Development of a Deep Learning Model to Identify Lymph Node Metastasis on Magnetic Resonance Imaging in Patients with Cervical Cancer
Qingxia Wu, PhD, Shuo Wang, PhD, Shuixing Zhang, MD, PhD, Meiyun Wang, MD, Yingying Ding, MD, PhD, Jin Fang, MD, Qingxia Wu, MD, Wei Qian, PhD, Zhenyu Liu, PhD, Kai Sun, PhD, Yan Jin, MD, He Ma, PhD, and Jie Tian, PhD.
Accurate identification of lymph node metastasis preoperatively and noninvasively in patients with cervical cancer can avoid unnecessary surgical intervention and benefit treatment planning.
To develop a deep learning model using preoperative magnetic resonance imaging for prediction of lymph node metastasis in cervical cancer.
This diagnostic study developed an end-to-end deep learning model to identify lymph node metastasis in cervical cancer using magnetic resonance imaging (MRI). A total of 894 patients with stage IB to IIB cervical cancer who underwent radical hysterectomy and pelvic lymphadenectomy were reviewed. All patients underwent radical hysterectomy and pelvic lymphadenectomy, received pelvic MRI within 2 weeks before the operations, had no concurrent cancers, and received no preoperative treatment. To achieve the optimal model, the diagnostic value of 3 MRI sequences was compared, and the outcomes in the intratumoral and peritumoral regions were explored. To mine tumor information from both image and clinicopathologic levels, a hybrid model was built, and its prognostic value was assessed by Kaplan-Meier analysis. The deep learning model and hybrid model were developed on a primary cohort consisting of 338 patients (218 patients from Sun Yat-sen University Cancer Center, Guangzhou, China, between January 2011 and December 2017 and 120 patients from Henan Provincial People’s Hospital, Zhengzhou, China, between December 2016 and June 2018). The models then were evaluated on an independent validation cohort consisting of 141 patients from Yunnan Cancer Hospital, Kunming, China, between January 2011 and December 2017.
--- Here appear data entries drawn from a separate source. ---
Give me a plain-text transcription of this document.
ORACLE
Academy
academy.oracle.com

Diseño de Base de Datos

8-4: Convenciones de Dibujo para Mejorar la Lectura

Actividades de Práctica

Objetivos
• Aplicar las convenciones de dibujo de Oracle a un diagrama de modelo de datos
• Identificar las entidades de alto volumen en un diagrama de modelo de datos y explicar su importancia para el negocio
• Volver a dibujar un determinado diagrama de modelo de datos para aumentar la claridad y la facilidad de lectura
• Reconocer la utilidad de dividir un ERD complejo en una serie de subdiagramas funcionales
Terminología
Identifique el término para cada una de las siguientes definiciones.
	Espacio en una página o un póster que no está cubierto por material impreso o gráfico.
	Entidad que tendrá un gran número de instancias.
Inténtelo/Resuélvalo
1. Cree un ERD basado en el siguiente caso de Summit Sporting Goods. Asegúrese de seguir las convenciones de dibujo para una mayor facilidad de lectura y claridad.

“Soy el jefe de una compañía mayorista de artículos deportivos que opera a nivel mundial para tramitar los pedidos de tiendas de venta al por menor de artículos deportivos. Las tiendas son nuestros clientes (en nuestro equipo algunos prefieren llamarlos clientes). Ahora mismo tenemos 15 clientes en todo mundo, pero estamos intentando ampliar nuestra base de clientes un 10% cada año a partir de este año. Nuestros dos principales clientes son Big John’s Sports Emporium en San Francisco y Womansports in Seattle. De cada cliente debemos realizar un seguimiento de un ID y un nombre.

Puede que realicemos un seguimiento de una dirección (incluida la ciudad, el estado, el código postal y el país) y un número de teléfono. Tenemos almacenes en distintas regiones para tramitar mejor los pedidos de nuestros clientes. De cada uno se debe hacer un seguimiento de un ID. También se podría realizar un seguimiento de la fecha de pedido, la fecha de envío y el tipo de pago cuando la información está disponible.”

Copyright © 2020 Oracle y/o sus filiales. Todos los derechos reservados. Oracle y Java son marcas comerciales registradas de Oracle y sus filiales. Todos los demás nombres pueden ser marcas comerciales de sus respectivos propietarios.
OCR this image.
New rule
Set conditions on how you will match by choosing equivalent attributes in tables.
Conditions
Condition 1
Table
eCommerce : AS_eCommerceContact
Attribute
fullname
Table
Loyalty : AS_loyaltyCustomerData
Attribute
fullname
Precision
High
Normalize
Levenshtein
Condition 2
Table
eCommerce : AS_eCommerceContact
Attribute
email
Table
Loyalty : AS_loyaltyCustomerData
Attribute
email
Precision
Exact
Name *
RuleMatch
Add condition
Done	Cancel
The primary diagnostic outcome was lymph node metastasis status, with the pathologic characteristics diagnosed by lymphadenectomy. The secondary primary clinical outcome was survival. The primary diagnostic outcome was assessed by receiver operating characteristic (area under the curve [AUC]) analysis; the primary clinical outcome was assessed by Kaplan-Meier survival analysis.
A total of 479 patients (mean [SD] age, 49.1 [9.7] years) fulfilled the eligibility criteria and were enrolled in the primary (n = 338) and validation (n = 141) cohorts. A total of 71 patients (21.0%) in the primary cohort and 32 patients (22.7%) in the validation cohort had lymph node metastasis confirmed by lymphadenectomy. Among the 3 image sequences, the deep learning model that used both intratumoral and peritumoral regions on contrast-enhanced T1-weighted imaging showed the best performance (AUC, 0.844; 95% CI, 0.780-0.907). These results were further improved in a hybrid model that combined tumor image information mined by deep learning model and MRI-reported lymph node status (AUC, 0.933; 95% CI, 0.887-0.979). Moreover, the hybrid model was significantly associated with disease-free survival from cervical cancer (hazard ratio, 4.59; 95% CI, 2.04-10.31; P < .001).
The findings of this study suggest that deep learning can be used as a preoperative noninvasive tool to diagnose lymph node metastasis in cervical cancer.
The American Cancer Society estimates an incidence of 13,800 new cases of invasive cervical cancer and a death rate of 4,290 in 2020, although the death rate has decreased since the use of the Pap test. Accurate identification of lymph node (LN) status preoperatively in patients with cervical cancer helps avoid unnecessary surgical intervention and assists treatment planning. Traditional imaging methods used for this purpose (MRI for LN size assessment) have limited sensitivity and significantly impact treatment decisions. This study proposes a Deep Learning (DL) model with two outcomes: 1) Identification of Lymph Node Metastasis (LNM) using MRI CET1WI of the tumor and peritumoral area and 2) Determination of the disease-free survival (DSF) rate. This method showed a sensitivity of >90% and a specificity of >87%. Rather than using previous methods such as radiomic analysis, which requires invasive assessments, expert availability, and data analysis, the DL model is an adequate, non-invasive assessment that is less time-consuming to get the proper disease management. This method has shown promising performance in patients with thoracic, breast, and Alzheimer’s disease.